C.H. Spurgeon und seine Verlobte

Vielleicht hilft uns hier eine Illustration weiter. Eines Abends fuhr der bekannte englische Prediger C.H.Spurgeon mit seiner Verlobten zu dem Saal, wo er sprechen sollte. Als sie ankamen, war er gedanklich so mit dem Gottesdienst beschäftigt, daß er sich durch die wartende Menge drängte, hineineilte und sie dabei ganz vergaß. Als er predigte, bemerkte er, daß sie nicht unter den Zuhörern war. Entrüstet war sie heimgefahren.
Nach der Veranstaltung fuhr Spurgeon zu dem Haus, in dem sie wohnte und bat darum, sie zu sehen. Sie war oben, schmollte und weigerte sich zuerst, herunterzukommen. Als sie schließlich auftauchte, sagte Charles zu ihr: "Es tut mir wirklich leid. Aber wir müssen jetzt eines klarstellen: zuerst gehöre ich meinem Herrn. Er muß immer an erster Stelle sein, und meine Verpflichtung Ihm gegenüber muß die wichtigste bleiben. Ich denke, daß wir miteinander sehr glücklich sein werden, wenn Du dazu bereit bist, den zweiten Platz einzunehmen. Aber es muß immer der zweite Platz sein - nach Ihm. Meine Verpflichtung Ihm gegenüber muß zuerst kommen."
In den folgenden Jahren berichtete Frau Spurgeon, daß sie in dieser Nacht eine Lektion gelernt hat, die sie niemals mehr vergaß. Sie hat gelernt, daß es jemand gibt, der im Leben ihres Mannes den ersten Platz einnimmt. Sie hatte nur den zweiten. In diesem Sinne sollten die, die Frauen haben, so sein, als hätten sie keine!
Im ganzen Abschnitt sagt der Apostel nicht nur, daß das Ledigsein eine akzeptable Lebensart ist, oder daß Ledige sich nicht selbst bedauern sollten, oder daß sie damit rechnen müssen, daß andere sie ihres Standes wegen bemitleiden. Sondern er sagt vielmehr, daß diejenigen, die sich dazu entschließen, sehr weise handeln und uns damit sehr deutlich demonstrieren, was der bessere Weg sein könnte.
Ein Lediger ist in einer besseren Situation, weil er dem Herrn ohne Ablenkung dienen kann. Der Verheiratete hat Sorgen und Pflichten in bezug auf seine Frau, die Kinder, das Haus oder die Wohnung und vieles anderes (V32-35).
Die Verse 36-38 erfordern ein klärendes Wort, weil es recht verschiedene Ansichten über ihre Bedeutung gibt. Einige meinen, daß es hier um die Strategie eines Mannes mit seiner jungfräulichen Tochter geht. Andere verstehen es als Anweisung, wie ein Mann mit seiner Verlobten umgehen soll, die eine Jungfrau ist.
Eine nicht so weit verbreitete Auslegung ist, daß es hier um die eigene "Jungfräulichkeit" des Mannes geht, also sein Ledigbleiben. Ich ziehe diese Erklärung vor, weil sie am besten in den Zusammenhang zu passen scheint. Der Gedanke ist, daß ein Mann, wenn er die sexuelle Reife erreicht hat und denkt, daß er mit seiner eigenen "Jungfräulichkeit" nicht richtig umgeht, nicht sündigt, wenn er heiratet. Aber wenn er in der Lage ist, Selbstkontrolle auszuüben und sich dazu entschlossen hat, ledig zu bleiben, so sollte er das auch tun. Der erstere tut etwas Gutes, der letztere tut das Bessere (V36-38).
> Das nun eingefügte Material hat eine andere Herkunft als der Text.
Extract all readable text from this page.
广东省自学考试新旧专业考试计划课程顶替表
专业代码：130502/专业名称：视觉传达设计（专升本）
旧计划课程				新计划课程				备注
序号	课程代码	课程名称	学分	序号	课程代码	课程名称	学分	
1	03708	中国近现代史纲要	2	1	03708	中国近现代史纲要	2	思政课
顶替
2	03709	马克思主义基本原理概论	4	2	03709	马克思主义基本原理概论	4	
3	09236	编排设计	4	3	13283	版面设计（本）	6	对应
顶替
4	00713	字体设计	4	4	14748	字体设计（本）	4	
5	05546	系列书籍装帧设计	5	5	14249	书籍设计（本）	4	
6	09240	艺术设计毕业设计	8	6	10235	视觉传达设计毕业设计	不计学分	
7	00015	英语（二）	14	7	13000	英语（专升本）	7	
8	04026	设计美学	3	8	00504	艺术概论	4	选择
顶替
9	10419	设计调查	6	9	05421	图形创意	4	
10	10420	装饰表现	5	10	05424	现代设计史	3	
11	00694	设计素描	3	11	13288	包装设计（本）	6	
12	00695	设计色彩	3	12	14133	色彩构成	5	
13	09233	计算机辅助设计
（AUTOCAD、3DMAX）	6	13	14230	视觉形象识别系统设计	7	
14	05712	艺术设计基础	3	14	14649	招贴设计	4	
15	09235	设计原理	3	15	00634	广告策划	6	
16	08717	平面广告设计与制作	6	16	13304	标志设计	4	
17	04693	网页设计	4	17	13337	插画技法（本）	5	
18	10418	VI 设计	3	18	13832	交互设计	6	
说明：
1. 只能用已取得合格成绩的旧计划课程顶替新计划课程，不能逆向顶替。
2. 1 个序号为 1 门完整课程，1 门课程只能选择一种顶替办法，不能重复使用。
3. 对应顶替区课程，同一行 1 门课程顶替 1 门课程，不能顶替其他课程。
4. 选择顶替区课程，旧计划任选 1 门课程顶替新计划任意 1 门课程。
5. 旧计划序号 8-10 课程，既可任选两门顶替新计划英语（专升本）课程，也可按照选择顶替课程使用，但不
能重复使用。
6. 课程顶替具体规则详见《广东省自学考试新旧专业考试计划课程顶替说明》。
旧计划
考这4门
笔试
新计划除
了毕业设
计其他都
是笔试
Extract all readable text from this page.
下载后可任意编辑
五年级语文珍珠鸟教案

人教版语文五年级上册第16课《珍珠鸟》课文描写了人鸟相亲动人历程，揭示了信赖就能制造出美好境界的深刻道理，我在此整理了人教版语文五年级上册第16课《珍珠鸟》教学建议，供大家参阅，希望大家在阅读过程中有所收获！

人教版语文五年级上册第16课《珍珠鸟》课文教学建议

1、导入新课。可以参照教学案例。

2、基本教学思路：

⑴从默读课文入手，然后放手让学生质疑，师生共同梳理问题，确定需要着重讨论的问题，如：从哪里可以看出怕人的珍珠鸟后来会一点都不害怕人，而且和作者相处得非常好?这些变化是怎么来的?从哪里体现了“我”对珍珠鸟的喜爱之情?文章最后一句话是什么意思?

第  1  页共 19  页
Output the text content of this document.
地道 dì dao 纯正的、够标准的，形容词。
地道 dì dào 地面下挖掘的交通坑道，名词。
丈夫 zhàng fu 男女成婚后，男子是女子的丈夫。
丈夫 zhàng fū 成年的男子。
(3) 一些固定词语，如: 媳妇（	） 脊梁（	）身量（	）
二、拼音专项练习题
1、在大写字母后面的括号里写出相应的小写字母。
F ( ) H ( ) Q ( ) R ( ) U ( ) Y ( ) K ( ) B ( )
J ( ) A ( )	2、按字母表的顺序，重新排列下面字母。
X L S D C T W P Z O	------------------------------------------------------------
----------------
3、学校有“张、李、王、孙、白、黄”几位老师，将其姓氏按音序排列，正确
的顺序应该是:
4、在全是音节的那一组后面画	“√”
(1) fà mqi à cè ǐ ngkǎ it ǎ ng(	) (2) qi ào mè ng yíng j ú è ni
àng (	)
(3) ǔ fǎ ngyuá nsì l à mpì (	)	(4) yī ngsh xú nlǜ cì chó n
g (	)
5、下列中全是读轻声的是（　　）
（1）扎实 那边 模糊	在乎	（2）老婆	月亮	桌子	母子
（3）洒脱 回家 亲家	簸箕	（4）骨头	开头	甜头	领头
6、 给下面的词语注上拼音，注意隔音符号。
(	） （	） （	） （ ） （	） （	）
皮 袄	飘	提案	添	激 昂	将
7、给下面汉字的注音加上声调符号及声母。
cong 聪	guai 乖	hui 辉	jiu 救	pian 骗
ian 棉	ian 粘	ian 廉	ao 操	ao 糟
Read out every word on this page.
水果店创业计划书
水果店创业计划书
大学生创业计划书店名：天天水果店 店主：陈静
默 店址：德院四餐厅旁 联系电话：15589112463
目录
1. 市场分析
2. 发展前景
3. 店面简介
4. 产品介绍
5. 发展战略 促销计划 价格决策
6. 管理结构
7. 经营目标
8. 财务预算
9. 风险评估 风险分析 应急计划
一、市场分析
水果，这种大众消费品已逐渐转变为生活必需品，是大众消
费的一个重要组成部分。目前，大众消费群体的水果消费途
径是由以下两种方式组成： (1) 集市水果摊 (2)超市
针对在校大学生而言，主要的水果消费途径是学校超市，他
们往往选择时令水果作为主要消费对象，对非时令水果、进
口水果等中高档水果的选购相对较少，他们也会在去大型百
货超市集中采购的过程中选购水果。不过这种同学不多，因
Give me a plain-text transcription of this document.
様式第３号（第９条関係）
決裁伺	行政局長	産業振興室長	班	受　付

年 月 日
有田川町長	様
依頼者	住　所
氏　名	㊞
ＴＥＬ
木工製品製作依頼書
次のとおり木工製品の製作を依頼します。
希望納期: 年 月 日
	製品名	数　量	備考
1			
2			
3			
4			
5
William Kelly übersetzt diese Verse so:

"Wenn aber irgend jemand denkt, daß er mit seiner eigenen Jungfräulichkeit verkehrt umgeht, wenn er das beste Mannesalter verstreichen läßt, und es so sein soll, so tue er, was er will; er sündigt nicht, laßt sie heiraten. Wer aber in seinem Herzen fest steht und keine Not hat und auch seinen Willen beherrschen kann, und in seinem eigenen Herzen beschlossen hat, seine eigene Jungfrauschaft zu bewahren, soll das Bessere tun. So tut also der, der heiratet ... etwas Gutes, und der, der nicht heiratet, tut etwas Besseres."
Die Living Bible umschreibt den Abschnitt so:
"Aber wenn jemand den Eindruck hat, daß er heiraten soll, weil es ihm schwer fällt, seine eigenen Gefühle zu kontrollieren, so ist es in Ordnung, es ist keine Sünde; laßt ihn heiraten. Aber wenn jemand die Willenskraft hat, nicht zu heiraten und das nicht will, so hat er einen weisen Entschluß getroffen. Wer also heiratet, handelt richtig. Besser ist es allerdings, nicht zu heiraten."

Zusammenfassung

Jetzt wollen wir versuchen, das bisher behandelte Material zusammenzufassen und die Ausgewogenheit von Gottes Wort über dieses Thema zu finden.
Es gibt bestimmte Vorteile für Ledige. Wenn jemand sich ohne Ablenkung dem Dienst für den Herrn widmen will, so ist das Ledigsein sicher vorzuziehen.
Obwohl der Apostel sich so für den ledigen Stand ausspricht, deutet er niemals an, daß Ehe nicht heilig oder nicht erwünscht ist. Kein Apostel Jesu Christi würde es wagen, der Schrift durch so eine Lehre zu widersprechen. Jeder, der verbietet zu heiraten, ist ein falscher Lehrer (lTim 4,3). Christen sind nicht dazu berufen, als Asketen oder als Mönche zu leben. Ein Verheirateter ist genauso heilig wie ein Lediger.
Die Fähigkeit, als Lediger zu leben, ist eine besondere Gabe Gottes : "doch jeder hat seine eigene Gnadengabe von Gott, der eine so, der andere so" (V7b). Die Entscheidung des Betreffenden spielt ebenfalls eine Rolle: "... und dies in seinem Herzen beschlossen hat" (V37) . Es gibt hier keinen Widerspruch zwischen der Gabe und der Gnade. Ein Mann mag die Gabe des Ledigbleibens haben, und sich doch entscheiden zu heiraten. Auf der anderen Seite mag jemand diese Gabe nicht haben, doch aus Hingabe an den Herrn könnte er sich dazu entschließen, ledig zu bleiben.